Investors and traders follow various investment themes and concepts. Some prefer trading in and out on a daily, weekly or monthly basis. Some investors prefer more long term – looking at investment horizon in years and decades. There is also a middle ground, where traders/investors use a season as a horizon – aptly termed seasonal investing. Some investors consciously subscribe to this method and pursue this form of investing, while some investors follow it subconsciously. The latter form is driven more by the media than any other method. Right on cue, the media starts focusing on certain industries and sectors during certain parts of the season – for e.g., oil & energy during summer months, utilities during winter months etc. For most sectors, there is off and on-season and this article explores them in more detail. Note that this is not the same as cyclical or non-cyclical sectors of the economy.
When it comes to seasonal investing, there are some common concepts people follow – although the validity of such concepts has been questioned more recently. For e.g., a common theme that has been followed for many years is Sell-in-May-and-Go-Away, which suggested that investors can get better returns if they stay invested only between October and May. This was suggested based on the fact that markets was fairly depressed during the summer months when people preferred being outdoors enjoying the good weather. However, we have seen that this is not necessarily true over the last few years. Investors who sold in May missed out on a great rally during the summer months in the yesteryears. The reason is quite unknown – although I suspect either the presence of QE or increased buybacks from companies. The other reason I suspect is the access to technology and the stockmarkets. With the advancements in cellular technology, investors are now able to access and stay on top of the markets anytime anywhere.
Irrespective of the reasons, there are still some seasonal trends when we watch closely. The following figure illustrates the details. The green blocks are in-season – i.e., stock prices for companies in that industry are more elevated. Some industry experts are confident enough to pinpoint whether the season starts in the beginning, middle or end of the month. The image below contains only sectors on which I could find data. I am not sure if sectors such as Industrials and Healthcare (ex-pharma) have seasonal affect (if you are aware of such data, please feel free to share with me and I will update this image).

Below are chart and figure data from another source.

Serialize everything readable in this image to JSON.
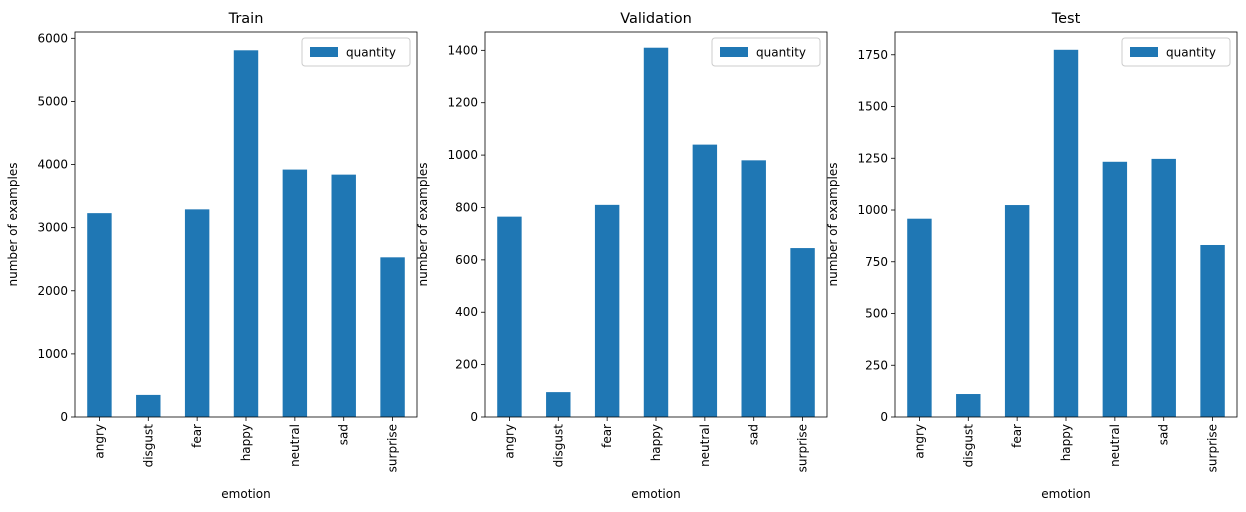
{
  "chart_data": [
    {
      "type": "bar",
      "title": "Train",
      "xlabel": "emotion",
      "ylabel": "number of examples",
      "categories": [
        "angry",
        "disgust",
        "fear",
        "happy",
        "neutral",
        "sad",
        "surprise"
      ],
      "series": [
        {
          "name": "quantity",
          "values": [
            3230,
            350,
            3290,
            5810,
            3920,
            3840,
            2530
          ]
        }
      ],
      "ylim": [
        0,
        6100
      ],
      "yticks": [
        0,
        1000,
        2000,
        3000,
        4000,
        5000,
        6000
      ],
      "ytick_labels": [
        "0",
        "1000",
        "2000",
        "3000",
        "4000",
        "5000",
        "6000"
      ],
      "legend": "top-right",
      "grid": false,
      "color": "#1f77b4"
    },
    {
      "type": "bar",
      "title": "Validation",
      "xlabel": "emotion",
      "ylabel": "number of examples",
      "categories": [
        "angry",
        "disgust",
        "fear",
        "happy",
        "neutral",
        "sad",
        "surprise"
      ],
      "series": [
        {
          "name": "quantity",
          "values": [
            765,
            95,
            810,
            1410,
            1040,
            980,
            645
          ]
        }
      ],
      "ylim": [
        0,
        1470
      ],
      "yticks": [
        0,
        200,
        400,
        600,
        800,
        1000,
        1200,
        1400
      ],
      "ytick_labels": [
        "0",
        "200",
        "400",
        "600",
        "800",
        "1000",
        "1200",
        "1400"
      ],
      "legend": "top-right",
      "grid": false,
      "color": "#1f77b4"
    },
    {
      "type": "bar",
      "title": "Test",
      "xlabel": "emotion",
      "ylabel": "number of examples",
      "categories": [
        "angry",
        "disgust",
        "fear",
        "happy",
        "neutral",
        "sad",
        "surprise"
      ],
      "series": [
        {
          "name": "quantity",
          "values": [
            958,
            111,
            1024,
            1774,
            1233,
            1247,
            831
          ]
        }
      ],
      "ylim": [
        0,
        1860
      ],
      "yticks": [
        0,
        250,
        500,
        750,
        1000,
        1250,
        1500,
        1750
      ],
      "ytick_labels": [
        "0",
        "250",
        "500",
        "750",
        "1000",
        "1250",
        "1500",
        "1750"
      ],
      "legend": "top-right",
      "grid": false,
      "color": "#1f77b4"
    }
  ]
}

For investors and traders who want exposure to this concept, you can access this through an ETF. I was able to find only one ETF that uses seasonal investing and constantly rotates in-and-out of the stocks. It is traded on the Toronto Stock Exchange from Horizons ETF. The ETF is Horizons Seasonal Rotation ETF (HAC.TO). If this concept is sound, theoretically the ETF should have a constantly increasing price. Following is the 5-yr trend (note that the ETF has only been around since Nov 2009).
Seasonal investing may or may not work for you. So, it is imperative that you proceed with caution if you decide to pursue this methodology. While I am not a trader who moves in and out of stocks, I find it interesting enough. Of course, for long term investors, this is not recommended as the concept relies on buying and selling constantly. While I do not recommend timing the market, the only recommendation I would have for long term investors is to take advantage of these trends and buy the stocks that you would normally buy while it is off-season.